BUDAPEŞTE’DE İLK GÜNÜM
BEN DAHA ŞİMDİDEN ÖZLEDİM İSTANBUL’U
Bugün (yani 11 Temmuz 2011 pazartesi günü) Budapeşte’de ilk günüm.
Hava açık ve sıcaklık 38oC.
Güneş binalara vurdukça, Tuna nehri kıyısındaki binalar -kendilerinden başkası görmesin diye- nehri boydan boya gizlemeye çalışarak, göğüslerini güneş ışınlarına nasıl da siper etmişler…
Binaların camları, güneşten aldıkları ışınlarını Tuna nehri üzerine boylu boyunca nasıl da yansıtıyorlar…
Ve bugün Tuna nehri o kadar sakin ve sessiz akıyor ki, sanki durmuş ve bütün dikkatiyle Budapeşte’de olup bitenleri seyretmeye, dinlemeye çalışıyor.
Tuna nehrinin bu davranışı; yalnız bugüne mi özgü, başka zaman da öyle içine kapanıp şehri hem seyredip hem de dinler mi bilemesem de Tuna’nın bir başka albenisi varmış gibi geliyor bana.
Evet, ilk kez geliyordum Budapeşte’ye…
Ve şansıma hava açık, berrak ve pırıl pırıl bir gün…
İnsanlar sere serpe dolaşıyorlar Tuna’nın kordonunda…
Özgürce öpüşüyorlardı, özgürce sevişiyorlardı gençler hem de kimseleri umursamadan…
Güneş tepelerinde olanca sıcaklığı ile onları yakmaya çalışsa bile hiç bir şey umurlarında değildi, Tuna kıyısında birbirleriyle neredeyse sarmal hale gelmiş gençlerin…
*
Biz mi ne yapıyoruz o zaman?
Başkalarını bilmem, ama “Demek ki diyorum burası Avrupa… Demek ki Avrupa’da böyle oluyormuş…”
Başka ne denilebilir ki?
*
Hani, “Avrupa” da demişken efendim; Macaristan 2007 yılında Avrupa Birliği’ne girmiş.
Yani Macaristan’ın Avrupalılığının tescili olalı tam tamına dört yıl geçmiş olmasına rağmen hâlâ kendi paraları olan Forint kullanılmakta.
Rehberimizin bize söylediğine göre de 2020 yılından önce de Euro’ya geçmeleri zor gözüküyormuş.
Nedenini soruyoruz, Macaristan ekonomisinin, mali durumunun iyi olmadığını, söylüyor.
Tam da burada, düşünüyorum da Romanya, Bulgaristan ve de ekonomik ve mali durumu iyi olmadığı söylenen Macaristan’ın AB’ye alınması, buna karşın yıllardır AB’ye girmek için uğraşıp duran, kendine özgü özelliklerden ve dahi güzelliklerden bile vazgeçebilen benim ülkem AB’ye (giremiyor değil) alınmıyor…
Aslına bakarsanız alınmayacak da…
Yıllardır yazıp çiziyorum.

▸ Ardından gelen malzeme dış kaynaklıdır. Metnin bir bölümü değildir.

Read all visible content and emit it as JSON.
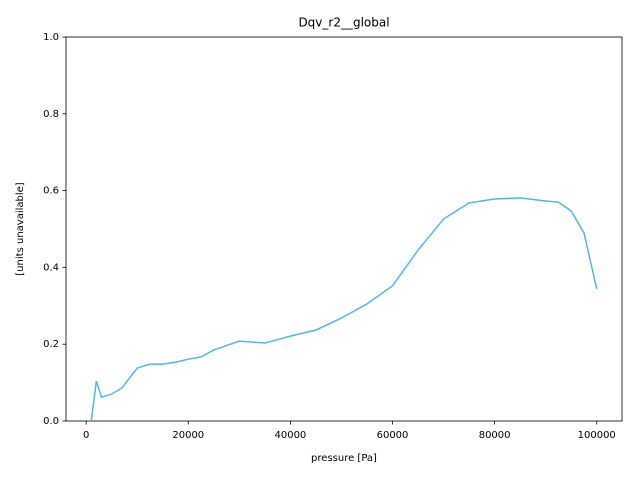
{
  "chart_data": {
    "type": "line",
    "title": "Dqv_r2__global",
    "xlabel": "pressure [Pa]",
    "ylabel": "[units unavailable]",
    "x": [
      1000,
      2000,
      3000,
      5000,
      7000,
      10000,
      12500,
      15000,
      17500,
      20000,
      22500,
      25000,
      30000,
      35000,
      40000,
      45000,
      50000,
      55000,
      60000,
      65000,
      70000,
      75000,
      80000,
      85000,
      90000,
      92500,
      95000,
      97500,
      100000
    ],
    "series": [
      {
        "name": "Dqv_r2__global",
        "color": "#56b4e9",
        "values": [
          0.0,
          0.104,
          0.062,
          0.07,
          0.086,
          0.138,
          0.148,
          0.148,
          0.153,
          0.161,
          0.167,
          0.185,
          0.208,
          0.203,
          0.221,
          0.237,
          0.268,
          0.305,
          0.352,
          0.445,
          0.526,
          0.568,
          0.578,
          0.581,
          0.573,
          0.57,
          0.547,
          0.49,
          0.344
        ]
      }
    ],
    "xlim": [
      -3950,
      104950
    ],
    "ylim": [
      0,
      1
    ],
    "xticks": [
      0,
      20000,
      40000,
      60000,
      80000,
      100000
    ],
    "yticks": [
      {
        "value": 0,
        "label": "0.0"
      },
      {
        "value": 0.2,
        "label": "0.2"
      },
      {
        "value": 0.4,
        "label": "0.4"
      },
      {
        "value": 0.6,
        "label": "0.6"
      },
      {
        "value": 0.8,
        "label": "0.8"
      },
      {
        "value": 1,
        "label": "1.0"
      }
    ],
    "grid": false
  }
}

Almayacaklar!
Çünkü mesele, sırf ekonomik gelişmişlik-gelişmemişlik meselesi değil ki. Onlar işin garnitürü…
Asıl meselenin “Müslümanlık-Hıristiyanlık” meselesi olduğu gün gibi ortada.
*
Evet efendim, yarın Budapeşte ile ilgili görebildiğim bir başka güzel taraflarını, özelliklerini anlatmaya çalışacağım…
Malum, biraz da yol yorgunluğu var…
Biliyor musunuz daha şimdiden İstanbul’u da özledim?
İstanbul, boğazın her iki yakasındaki tahtına kurulmuş muhteşem bir şekilde öylece tepeden bakarcasına kuzey yarım küreden dünyayı seyrediyor, dünya da onu…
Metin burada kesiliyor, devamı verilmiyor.